Here’s the latest reader question, along with my reply!
Doug asks: Do you know anything about whether gutting or cutting out catalytic converters would effect fuel mixture and ignition? Suppose I had a beater 2003 Land Rover Disco with clogging cats. Not really worth the replacement cost but it’s an unstoppable beast otherwise and I’d like to keep it in the rotation. It has O2 sensors fore and aft and I wonder if it’s going to try to compensate somehow. Disclaimer: Of course, this would be very much against the law and I would never consider actually doing it. I’m just looking for background information for the novel I’m “writing.”
My reply: Once upon a long time ago, removing the cats – with a “test pipe,” you could actually buy them at auto parts stores – was well worth doing for the performance and mileage improvement obtained thereby. But that was because these old style cats – especially the “pellet” cats GM used back in the mid-late 1970s and into the early ’80s – were horrendously restrictive and also because the engines were designed decades before catalytic converters were even conceived of.
My 1976 Trans-Am, for instance, runs immeasurably better with a free-flowing 2.5 dual exhaust system and no cats than it did when it was choked by a 2.25 inch single exhaust feeding into one converter.

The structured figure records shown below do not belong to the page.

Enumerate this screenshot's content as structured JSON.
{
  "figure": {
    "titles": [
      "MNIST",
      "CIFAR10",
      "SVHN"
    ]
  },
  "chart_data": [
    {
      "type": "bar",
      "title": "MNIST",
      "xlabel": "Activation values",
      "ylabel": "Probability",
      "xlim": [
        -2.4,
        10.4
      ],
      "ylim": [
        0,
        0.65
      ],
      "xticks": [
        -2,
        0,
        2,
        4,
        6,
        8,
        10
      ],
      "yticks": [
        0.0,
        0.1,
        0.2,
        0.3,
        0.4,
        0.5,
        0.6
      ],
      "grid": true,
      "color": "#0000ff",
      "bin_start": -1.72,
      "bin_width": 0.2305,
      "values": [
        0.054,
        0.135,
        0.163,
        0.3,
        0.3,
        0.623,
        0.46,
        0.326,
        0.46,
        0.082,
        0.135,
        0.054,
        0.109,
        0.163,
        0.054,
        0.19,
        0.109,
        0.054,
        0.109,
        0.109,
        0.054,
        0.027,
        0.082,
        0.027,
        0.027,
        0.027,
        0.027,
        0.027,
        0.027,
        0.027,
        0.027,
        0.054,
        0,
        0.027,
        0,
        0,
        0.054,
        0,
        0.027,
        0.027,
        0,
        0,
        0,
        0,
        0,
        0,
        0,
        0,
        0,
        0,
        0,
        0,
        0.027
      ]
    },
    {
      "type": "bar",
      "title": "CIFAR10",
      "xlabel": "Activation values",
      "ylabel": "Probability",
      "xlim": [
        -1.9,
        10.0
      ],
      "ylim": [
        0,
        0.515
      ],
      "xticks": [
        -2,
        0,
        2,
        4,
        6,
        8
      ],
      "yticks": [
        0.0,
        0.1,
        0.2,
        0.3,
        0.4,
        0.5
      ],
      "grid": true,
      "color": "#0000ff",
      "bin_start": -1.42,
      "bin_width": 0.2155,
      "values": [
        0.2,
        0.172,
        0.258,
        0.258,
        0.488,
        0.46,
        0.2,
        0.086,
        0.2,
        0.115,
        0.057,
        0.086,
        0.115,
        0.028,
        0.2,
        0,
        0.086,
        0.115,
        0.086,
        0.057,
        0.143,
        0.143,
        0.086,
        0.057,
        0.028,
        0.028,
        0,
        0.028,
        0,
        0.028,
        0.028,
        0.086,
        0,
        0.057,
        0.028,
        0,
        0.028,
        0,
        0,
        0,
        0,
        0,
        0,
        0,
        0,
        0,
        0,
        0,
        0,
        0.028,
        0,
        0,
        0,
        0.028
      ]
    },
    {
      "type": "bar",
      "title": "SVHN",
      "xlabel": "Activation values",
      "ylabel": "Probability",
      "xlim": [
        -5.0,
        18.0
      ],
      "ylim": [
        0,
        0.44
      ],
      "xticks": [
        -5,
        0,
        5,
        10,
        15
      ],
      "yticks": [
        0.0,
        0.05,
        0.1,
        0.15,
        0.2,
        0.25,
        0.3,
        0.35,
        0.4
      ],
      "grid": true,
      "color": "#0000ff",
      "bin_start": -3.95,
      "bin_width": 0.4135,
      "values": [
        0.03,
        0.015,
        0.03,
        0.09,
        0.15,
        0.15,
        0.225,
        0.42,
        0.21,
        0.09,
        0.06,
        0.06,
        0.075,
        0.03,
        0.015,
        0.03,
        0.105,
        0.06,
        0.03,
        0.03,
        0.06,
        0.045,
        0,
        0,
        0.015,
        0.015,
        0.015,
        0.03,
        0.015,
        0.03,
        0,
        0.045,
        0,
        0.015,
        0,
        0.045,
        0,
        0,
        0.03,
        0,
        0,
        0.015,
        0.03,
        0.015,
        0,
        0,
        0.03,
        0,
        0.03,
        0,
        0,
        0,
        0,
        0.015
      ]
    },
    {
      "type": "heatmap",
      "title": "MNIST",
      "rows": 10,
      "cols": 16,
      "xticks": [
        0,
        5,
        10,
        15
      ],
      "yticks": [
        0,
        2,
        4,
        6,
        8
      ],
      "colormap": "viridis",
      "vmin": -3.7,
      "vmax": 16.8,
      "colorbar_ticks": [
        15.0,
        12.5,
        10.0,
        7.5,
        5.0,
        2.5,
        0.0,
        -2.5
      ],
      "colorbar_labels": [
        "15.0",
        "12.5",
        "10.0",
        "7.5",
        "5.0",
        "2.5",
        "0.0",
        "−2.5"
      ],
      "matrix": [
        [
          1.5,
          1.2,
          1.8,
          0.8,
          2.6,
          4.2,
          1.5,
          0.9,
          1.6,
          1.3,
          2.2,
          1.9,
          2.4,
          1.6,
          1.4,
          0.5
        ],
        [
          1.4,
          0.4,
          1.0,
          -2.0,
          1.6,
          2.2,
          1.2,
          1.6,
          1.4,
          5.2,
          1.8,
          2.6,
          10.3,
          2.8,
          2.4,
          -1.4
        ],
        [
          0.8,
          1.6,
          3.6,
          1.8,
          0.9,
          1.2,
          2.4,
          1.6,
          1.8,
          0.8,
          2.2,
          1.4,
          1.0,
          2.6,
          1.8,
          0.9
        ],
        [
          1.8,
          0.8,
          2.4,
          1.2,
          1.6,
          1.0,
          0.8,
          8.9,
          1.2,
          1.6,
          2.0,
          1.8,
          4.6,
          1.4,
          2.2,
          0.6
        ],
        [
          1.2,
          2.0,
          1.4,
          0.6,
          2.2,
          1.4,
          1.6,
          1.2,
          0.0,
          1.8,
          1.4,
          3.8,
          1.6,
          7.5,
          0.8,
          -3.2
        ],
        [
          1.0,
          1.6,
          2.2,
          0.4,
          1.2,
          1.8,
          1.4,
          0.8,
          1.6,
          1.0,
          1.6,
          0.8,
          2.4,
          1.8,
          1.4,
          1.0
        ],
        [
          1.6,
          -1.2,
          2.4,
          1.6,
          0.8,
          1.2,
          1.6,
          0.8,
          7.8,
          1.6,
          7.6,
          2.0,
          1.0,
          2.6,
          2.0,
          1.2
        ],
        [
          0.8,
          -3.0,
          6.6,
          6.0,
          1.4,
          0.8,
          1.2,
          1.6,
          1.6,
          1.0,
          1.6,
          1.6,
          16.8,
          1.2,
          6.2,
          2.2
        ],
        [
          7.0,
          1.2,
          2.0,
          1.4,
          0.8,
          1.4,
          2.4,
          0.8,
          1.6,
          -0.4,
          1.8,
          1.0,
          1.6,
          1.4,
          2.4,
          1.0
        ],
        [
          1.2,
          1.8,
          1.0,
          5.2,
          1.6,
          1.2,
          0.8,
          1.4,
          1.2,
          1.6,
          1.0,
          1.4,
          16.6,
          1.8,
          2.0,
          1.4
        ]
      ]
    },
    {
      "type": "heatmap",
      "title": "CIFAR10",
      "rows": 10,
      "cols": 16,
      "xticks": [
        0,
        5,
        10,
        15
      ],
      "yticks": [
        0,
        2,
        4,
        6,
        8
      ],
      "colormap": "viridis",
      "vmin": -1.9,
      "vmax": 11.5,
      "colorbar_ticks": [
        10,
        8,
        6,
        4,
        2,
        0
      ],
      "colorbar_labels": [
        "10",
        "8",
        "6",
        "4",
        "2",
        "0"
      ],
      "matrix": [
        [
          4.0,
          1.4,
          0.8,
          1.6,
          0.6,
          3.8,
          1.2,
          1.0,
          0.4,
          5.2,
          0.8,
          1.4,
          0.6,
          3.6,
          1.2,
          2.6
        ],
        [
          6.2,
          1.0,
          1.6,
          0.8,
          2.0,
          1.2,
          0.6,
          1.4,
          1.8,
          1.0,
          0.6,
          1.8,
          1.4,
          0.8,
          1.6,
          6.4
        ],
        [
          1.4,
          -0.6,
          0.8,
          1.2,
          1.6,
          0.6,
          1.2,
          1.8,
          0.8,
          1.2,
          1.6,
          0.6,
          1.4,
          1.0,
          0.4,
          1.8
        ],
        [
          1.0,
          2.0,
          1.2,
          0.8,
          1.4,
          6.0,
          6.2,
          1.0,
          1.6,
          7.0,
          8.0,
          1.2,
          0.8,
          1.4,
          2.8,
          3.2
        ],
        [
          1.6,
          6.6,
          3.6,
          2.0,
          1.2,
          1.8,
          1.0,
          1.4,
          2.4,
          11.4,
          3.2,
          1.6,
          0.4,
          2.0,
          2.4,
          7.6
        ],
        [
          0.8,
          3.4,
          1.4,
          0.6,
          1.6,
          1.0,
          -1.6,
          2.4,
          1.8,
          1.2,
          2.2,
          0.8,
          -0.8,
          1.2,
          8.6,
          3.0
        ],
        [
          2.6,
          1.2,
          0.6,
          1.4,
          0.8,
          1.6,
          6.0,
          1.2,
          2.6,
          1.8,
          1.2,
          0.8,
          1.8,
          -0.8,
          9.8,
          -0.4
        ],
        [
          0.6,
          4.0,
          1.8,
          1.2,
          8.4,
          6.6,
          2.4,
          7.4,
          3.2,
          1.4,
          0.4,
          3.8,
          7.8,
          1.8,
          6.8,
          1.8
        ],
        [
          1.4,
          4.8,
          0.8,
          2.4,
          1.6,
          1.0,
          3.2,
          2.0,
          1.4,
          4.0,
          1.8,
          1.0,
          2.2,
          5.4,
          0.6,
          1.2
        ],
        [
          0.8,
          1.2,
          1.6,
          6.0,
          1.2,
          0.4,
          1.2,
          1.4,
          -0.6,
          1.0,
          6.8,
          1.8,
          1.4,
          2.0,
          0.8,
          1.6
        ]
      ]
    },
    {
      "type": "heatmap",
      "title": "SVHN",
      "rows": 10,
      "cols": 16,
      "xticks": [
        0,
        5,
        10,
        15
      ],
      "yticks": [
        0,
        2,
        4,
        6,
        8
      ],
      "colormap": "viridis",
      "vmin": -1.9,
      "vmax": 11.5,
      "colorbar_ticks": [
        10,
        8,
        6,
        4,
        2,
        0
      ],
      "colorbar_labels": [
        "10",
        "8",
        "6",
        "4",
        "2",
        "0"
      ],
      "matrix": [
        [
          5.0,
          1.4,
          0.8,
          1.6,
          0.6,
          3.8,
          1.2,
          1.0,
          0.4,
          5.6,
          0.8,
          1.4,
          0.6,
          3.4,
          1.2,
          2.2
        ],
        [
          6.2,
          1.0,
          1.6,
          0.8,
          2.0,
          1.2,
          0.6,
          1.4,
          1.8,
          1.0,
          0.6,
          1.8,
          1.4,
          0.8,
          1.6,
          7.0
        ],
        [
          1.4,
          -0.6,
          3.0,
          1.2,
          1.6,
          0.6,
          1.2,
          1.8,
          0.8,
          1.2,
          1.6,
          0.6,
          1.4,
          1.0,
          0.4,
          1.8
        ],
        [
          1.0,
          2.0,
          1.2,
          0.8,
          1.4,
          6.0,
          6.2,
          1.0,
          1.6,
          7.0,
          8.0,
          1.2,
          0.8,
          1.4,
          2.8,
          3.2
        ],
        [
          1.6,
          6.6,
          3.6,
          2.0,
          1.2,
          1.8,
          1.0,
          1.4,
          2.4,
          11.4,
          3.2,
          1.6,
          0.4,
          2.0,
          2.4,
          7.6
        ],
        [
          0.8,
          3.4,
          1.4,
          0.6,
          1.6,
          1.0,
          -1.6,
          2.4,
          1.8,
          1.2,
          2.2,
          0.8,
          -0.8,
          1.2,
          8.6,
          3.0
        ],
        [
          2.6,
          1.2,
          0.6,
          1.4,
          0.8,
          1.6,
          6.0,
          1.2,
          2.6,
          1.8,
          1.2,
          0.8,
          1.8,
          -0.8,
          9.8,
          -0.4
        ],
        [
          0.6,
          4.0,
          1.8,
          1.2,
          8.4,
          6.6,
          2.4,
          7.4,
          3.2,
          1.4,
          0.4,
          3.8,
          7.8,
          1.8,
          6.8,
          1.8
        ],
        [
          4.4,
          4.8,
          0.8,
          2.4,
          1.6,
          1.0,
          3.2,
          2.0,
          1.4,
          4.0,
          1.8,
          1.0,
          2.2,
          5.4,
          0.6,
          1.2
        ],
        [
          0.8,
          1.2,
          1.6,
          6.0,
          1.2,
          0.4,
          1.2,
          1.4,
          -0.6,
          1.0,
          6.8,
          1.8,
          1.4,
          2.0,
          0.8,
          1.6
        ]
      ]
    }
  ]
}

The 455 under its hood dates back to the mid 1950s; this ancient carbureted engine was never meant to be catalyzed.
But modern cars with engines designed for cats are a different story – and so are modern cats, almost all of which are the lattice/honeycomb type that are not hugely restrictive and (in V8 applications) are usually two – so as to not plug up the exhaust. The exhaust is a system now and integrated with the engine’s other systems, including the fuel system, via 02 sensors. There is also a certain amount of backpressure built into the system on purpose. If you remove the cats, the fuel system will likely go into open loop mode and the affect of the change in backpressure may actually reduce mileage/performance.
You can get around the “check engine” (OBD) light coming on via installing just the right resistor in the 02 harness but the engine may still not run better and may run worse.
If it were me, I’d get a set of high flow cats and mufflers, which will improve the vehicle’s performance and mileage. I’d seriously consider tube headers while about it, too.